Saturday, October 8, 2011

Prohibition was a Progressive Cause

Ken Burns, the director of many famous documentaries in the past three plus decades (his The Civil War famously drew the ire of Harry Jaffa in 1990), just recently had his three-part Prohibition run on PBS.  While I did not get to to see most of it, the few parts that I did see were good.  I think if I would have heard Burns' recent explanation on the similarities between the Tea Party and Prohibition advocates before I saw the little I did see, it might have colored my viewing a little differently.  Here is Burns on Adam Carolla's podcast:

The real connection about Prohibition, to me the thing that there’s nothing new under the sun, is that this is the story about right-wing, single issue campaigns that metastasize. This is the story about the demonization of immigrants. This is the story about state and local governments complaining about unfunded mandates. This is the story about smear campaigns against Democrats… It’s like a Tea Party thing.
 But, as Christian Schnieder points out at National Review Online, the main advocates of national prohibition were Progressives.  Here is Christian giving some historical background:

Of course, it’s exactly nothing like a Tea Party thing. Following the turn of the century, it was Progressives that pushed for Prohibition, believing they were looking out for the working people of America. The Left also believed banning liquor would help the plight of immigrants — without actually checking with those very immigrants, many of whom enjoyed drinking heavily. Prohibition was also supported by the Klu Klux Klan, who backed former secretary of the treasury William Gibbs McAdoo for the 1924 Democratic presidential nomination against Prohibition opponent Al Smith, governor of New York.
It seems typical to link the enactment of prohibition to a bunch of over-zealous Christians who just want to force their wacky views on everyone else.  But that's not the whole story. 

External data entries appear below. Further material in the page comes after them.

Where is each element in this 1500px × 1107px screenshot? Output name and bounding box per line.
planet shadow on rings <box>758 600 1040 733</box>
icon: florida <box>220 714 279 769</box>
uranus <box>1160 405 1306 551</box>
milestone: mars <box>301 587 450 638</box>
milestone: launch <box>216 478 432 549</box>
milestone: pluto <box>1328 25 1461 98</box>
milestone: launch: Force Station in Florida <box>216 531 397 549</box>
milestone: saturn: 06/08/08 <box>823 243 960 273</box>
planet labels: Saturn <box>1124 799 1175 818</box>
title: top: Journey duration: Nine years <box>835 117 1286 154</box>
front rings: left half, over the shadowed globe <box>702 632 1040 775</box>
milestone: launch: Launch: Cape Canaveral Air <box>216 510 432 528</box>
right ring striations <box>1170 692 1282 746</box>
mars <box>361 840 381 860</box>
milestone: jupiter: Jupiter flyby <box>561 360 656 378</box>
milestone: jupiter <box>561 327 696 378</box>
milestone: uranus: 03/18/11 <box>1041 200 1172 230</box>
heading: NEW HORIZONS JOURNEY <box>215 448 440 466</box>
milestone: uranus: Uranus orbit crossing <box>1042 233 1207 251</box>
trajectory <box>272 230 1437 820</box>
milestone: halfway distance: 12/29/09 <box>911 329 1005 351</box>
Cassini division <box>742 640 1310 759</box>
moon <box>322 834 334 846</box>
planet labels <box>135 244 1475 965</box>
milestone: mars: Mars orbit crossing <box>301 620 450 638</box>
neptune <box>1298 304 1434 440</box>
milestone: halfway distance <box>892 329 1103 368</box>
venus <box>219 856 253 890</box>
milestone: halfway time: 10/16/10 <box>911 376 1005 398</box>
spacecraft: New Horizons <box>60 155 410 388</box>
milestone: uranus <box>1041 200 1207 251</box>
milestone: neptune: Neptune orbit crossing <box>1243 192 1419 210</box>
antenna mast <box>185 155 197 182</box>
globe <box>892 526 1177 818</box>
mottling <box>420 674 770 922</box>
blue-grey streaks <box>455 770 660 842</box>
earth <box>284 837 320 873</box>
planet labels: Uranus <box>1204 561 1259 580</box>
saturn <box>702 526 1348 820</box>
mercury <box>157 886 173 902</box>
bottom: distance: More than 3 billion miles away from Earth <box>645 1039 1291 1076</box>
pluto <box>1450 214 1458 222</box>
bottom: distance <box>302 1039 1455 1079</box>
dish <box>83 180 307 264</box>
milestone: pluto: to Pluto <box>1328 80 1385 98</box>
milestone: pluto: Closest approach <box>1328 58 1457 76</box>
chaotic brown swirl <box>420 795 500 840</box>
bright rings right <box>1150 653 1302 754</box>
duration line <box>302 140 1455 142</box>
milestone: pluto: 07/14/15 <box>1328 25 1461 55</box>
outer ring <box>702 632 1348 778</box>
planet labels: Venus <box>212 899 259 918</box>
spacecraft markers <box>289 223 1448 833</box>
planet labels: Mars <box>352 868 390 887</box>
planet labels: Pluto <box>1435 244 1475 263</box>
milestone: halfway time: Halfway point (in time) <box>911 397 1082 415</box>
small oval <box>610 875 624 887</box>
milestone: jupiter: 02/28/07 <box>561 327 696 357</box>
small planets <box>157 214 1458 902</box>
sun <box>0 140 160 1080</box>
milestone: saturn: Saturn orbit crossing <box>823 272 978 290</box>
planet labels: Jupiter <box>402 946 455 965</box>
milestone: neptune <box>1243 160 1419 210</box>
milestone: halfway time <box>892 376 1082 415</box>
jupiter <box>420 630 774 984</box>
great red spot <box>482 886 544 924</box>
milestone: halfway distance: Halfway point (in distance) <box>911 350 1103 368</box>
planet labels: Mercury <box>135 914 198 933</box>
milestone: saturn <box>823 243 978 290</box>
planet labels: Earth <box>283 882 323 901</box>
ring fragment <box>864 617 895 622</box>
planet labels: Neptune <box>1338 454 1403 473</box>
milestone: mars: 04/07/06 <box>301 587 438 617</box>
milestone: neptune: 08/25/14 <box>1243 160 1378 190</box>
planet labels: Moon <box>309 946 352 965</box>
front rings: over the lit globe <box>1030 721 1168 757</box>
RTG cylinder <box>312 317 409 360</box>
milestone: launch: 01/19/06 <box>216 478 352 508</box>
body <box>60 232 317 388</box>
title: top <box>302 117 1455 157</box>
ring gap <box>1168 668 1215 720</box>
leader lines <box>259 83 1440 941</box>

Prohibition was a progressive cause after the turn of the century.  It is important to delve a little into the political theory behind Progressivism so that a larger connection can be seen.  A dominant strain in Progressivism features the growth of the state and bureaucracy at the loss of the consent of the governed.  The general will replaces enlightened consent as the engine of our politics.  It was the job of politicians to take that will and implement it in light of changing tides of History.  What seems like more democracy is actually just the reverse; that's why the Founders did not establish a democracy but a republic.  Cooler heads did prevail and the 21st Amendment to the Constitution repealed Prohibition in 1933.